Waste Water into Wine: An Idea for Producing More Phosphorus

A few shortages on the planet pose fairly ominous threats to humanity. Clean water is becoming scarce in some regions, and energy that simply can’t meet future demands. Some endangered animals have too few remaining individuals. And the political will to solve these problems? We’ve heard that’s been in short supply for decades.

One shortage that gets comparably little attention is expected to come with serious consequences. Industrial agriculture around the world, especially in developed countries, has mined soils for phosphorus and nitrogen—two elements vital for growing our food. There’s lots of nitrogen in the atmosphere (it makes up about 78 percent of our air, in fact) but phosphorus is harder to come by.

Every plant and animal needs P (its nickname on the periodic table of the elements) to build healthy cells, Because of the way it absorbs into soils and bonds with other elements, it’s challenging to move around. Morocco has the biggest phosphate deposits in the world, but it’s being depleted alarmingly quickly. A column in Nature last year projected that we could reach peak phosphate by 2030, meaning we’ll need more than we have. After that, it simply won’t be possible, with current means, to feed the entire world.
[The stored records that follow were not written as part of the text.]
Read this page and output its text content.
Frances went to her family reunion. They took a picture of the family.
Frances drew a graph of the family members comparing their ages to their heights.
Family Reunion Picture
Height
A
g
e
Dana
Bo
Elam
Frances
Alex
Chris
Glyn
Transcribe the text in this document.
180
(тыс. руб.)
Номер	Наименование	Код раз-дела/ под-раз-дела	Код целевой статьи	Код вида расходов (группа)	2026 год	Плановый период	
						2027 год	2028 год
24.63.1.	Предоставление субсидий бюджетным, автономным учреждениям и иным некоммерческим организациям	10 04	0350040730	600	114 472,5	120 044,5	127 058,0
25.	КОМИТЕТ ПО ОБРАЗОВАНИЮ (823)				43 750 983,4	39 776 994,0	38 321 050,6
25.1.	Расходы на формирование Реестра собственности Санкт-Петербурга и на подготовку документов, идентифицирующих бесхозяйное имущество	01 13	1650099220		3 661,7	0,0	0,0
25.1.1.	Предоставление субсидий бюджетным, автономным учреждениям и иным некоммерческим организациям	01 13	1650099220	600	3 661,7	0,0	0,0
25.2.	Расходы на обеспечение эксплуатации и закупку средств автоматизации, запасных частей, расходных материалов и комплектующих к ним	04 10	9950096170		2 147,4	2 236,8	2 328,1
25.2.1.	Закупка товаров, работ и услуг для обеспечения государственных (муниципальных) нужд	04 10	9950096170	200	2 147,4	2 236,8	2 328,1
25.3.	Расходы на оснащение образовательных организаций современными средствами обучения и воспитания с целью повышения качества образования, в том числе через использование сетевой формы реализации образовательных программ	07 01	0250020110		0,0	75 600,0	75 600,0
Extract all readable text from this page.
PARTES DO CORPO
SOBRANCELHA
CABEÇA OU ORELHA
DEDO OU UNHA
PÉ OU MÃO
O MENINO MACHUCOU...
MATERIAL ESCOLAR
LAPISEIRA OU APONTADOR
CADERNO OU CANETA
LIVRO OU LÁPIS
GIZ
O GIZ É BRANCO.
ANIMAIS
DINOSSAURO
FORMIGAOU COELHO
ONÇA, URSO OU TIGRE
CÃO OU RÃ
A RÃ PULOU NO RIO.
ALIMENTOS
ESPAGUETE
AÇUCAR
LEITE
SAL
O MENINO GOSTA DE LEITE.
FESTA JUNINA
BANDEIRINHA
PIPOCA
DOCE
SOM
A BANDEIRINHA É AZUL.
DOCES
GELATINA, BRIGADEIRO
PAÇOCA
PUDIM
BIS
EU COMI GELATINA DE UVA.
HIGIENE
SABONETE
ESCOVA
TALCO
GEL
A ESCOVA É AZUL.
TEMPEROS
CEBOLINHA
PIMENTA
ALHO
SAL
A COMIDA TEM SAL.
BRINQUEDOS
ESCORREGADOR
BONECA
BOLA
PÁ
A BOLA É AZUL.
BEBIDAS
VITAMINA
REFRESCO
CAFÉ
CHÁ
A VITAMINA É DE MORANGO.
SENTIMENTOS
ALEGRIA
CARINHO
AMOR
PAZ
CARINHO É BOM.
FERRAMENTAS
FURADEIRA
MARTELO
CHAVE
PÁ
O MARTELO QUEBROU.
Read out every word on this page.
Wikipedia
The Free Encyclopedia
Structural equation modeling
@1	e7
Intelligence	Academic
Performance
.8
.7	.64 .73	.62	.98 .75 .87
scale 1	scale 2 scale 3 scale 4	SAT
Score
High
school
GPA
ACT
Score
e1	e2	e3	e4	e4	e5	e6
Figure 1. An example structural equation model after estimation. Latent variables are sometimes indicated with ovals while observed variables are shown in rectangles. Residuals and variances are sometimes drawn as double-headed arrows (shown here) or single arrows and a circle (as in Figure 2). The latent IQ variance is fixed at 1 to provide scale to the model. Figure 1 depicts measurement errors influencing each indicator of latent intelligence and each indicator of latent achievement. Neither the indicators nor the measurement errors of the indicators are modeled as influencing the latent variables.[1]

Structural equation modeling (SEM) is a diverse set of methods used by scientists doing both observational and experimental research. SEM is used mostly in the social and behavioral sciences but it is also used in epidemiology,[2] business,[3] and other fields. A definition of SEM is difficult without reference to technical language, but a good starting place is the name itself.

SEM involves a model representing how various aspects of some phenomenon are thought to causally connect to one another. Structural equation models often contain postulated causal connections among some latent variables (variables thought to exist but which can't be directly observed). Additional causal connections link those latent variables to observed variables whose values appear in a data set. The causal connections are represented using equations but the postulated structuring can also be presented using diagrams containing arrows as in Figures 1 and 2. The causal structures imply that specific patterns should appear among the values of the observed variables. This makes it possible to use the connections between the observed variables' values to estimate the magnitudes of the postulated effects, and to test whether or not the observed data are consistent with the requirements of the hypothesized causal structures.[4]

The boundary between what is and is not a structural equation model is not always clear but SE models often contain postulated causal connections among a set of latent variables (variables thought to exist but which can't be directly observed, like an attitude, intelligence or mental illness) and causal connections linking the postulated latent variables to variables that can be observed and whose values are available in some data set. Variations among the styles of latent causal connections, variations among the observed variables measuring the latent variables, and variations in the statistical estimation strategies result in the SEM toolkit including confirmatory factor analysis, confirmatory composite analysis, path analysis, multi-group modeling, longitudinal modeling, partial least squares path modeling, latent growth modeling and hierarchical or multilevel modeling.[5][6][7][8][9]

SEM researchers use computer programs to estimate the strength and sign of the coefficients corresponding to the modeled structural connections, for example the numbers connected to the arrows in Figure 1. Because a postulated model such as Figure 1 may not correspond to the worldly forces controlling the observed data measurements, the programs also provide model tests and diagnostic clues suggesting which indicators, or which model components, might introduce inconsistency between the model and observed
Racing against that clock is a team of Canadian researchers. Rather than try to convince the world to use less phosphorus (humans are, after all, not great at conserving in times of plenty), they’re trying to produce more of it. One resource we do have is waste water, and lots of it. And fortunately, one chemical prevalent in the water and other stuff we flush down our sinks and toilets is phosphorus.

On Vancouver’s Annacis island, in a research facility that looks a little more like a garage, Don Mavinic showed us his team’s creation. Waste water carries a lot of what’s known as struvite, a chemical mixture of ammonium, magnesium and phosphate. As it builds up, struvite acts like cement and clogs pipes of treatment plants. Mavinic and his research partner Fred Koch figured they would intercept the pipe-clogging struvite and turn it into environmentally-friendly fertilizer. With some help from Laurie Fretz of the Vancouver city government, they secured a lab with prime real estate: adjacent to a waste water treatment plant.

The machine that does the dirty work is a reactor that adds magnesium and sodium hydroxide, which effectively alters the PH balance and allows the waste water chemicals to bond together into pellets. The day we visited, they’d turned it on for us, adding air and water turbulence to the waste water compounds to get them to form pellets. It looked a little like a beaker full of confetti, with air pushing the particles upward and the heavier ones settling toward the bottom. It can run all day and night, Mavenic told us, and it’ll have to—the turbulence process takes a few days to produce pellets that are usable on farms.

A working prototype exists that can turn out several tons of pellets a month. It’s an impressive amount, but not yet quite in position to save the future of agriculture. But it’s on its way. Since 2010, the technology has been incorporated into five waste water facilities in North America, and is headed next to Europe.

The process, which isn’t yet as cheap as the researchers would like it to be, still has room to advance. What struck me, however, was that there aren’t many giant leaps left to take. The main input is something we throw away every day and the process to transform it into something useful has already been tested. Unlike some of the big scientific questions of our day—slowing climate change, stopping disease, landing on other planets—the solution to this one seems to already exist. It just requires some scale.

Before we left, Mavinic gave me a package of the pellets. Use these on any plants back home, he said. Coincidentally enough, I told him, I’ve been trying to grow an avocado plant from a pit on my desk at National Geographic. “Oooh,” he said smiling and nodding, like a person who knew something great that I would soon find out. “Put some of these on.” Plant food with simple phosphorus is about as pure as it gets. Since I first buried the pellets in the soil, the plant has shot up a noticeable few inches.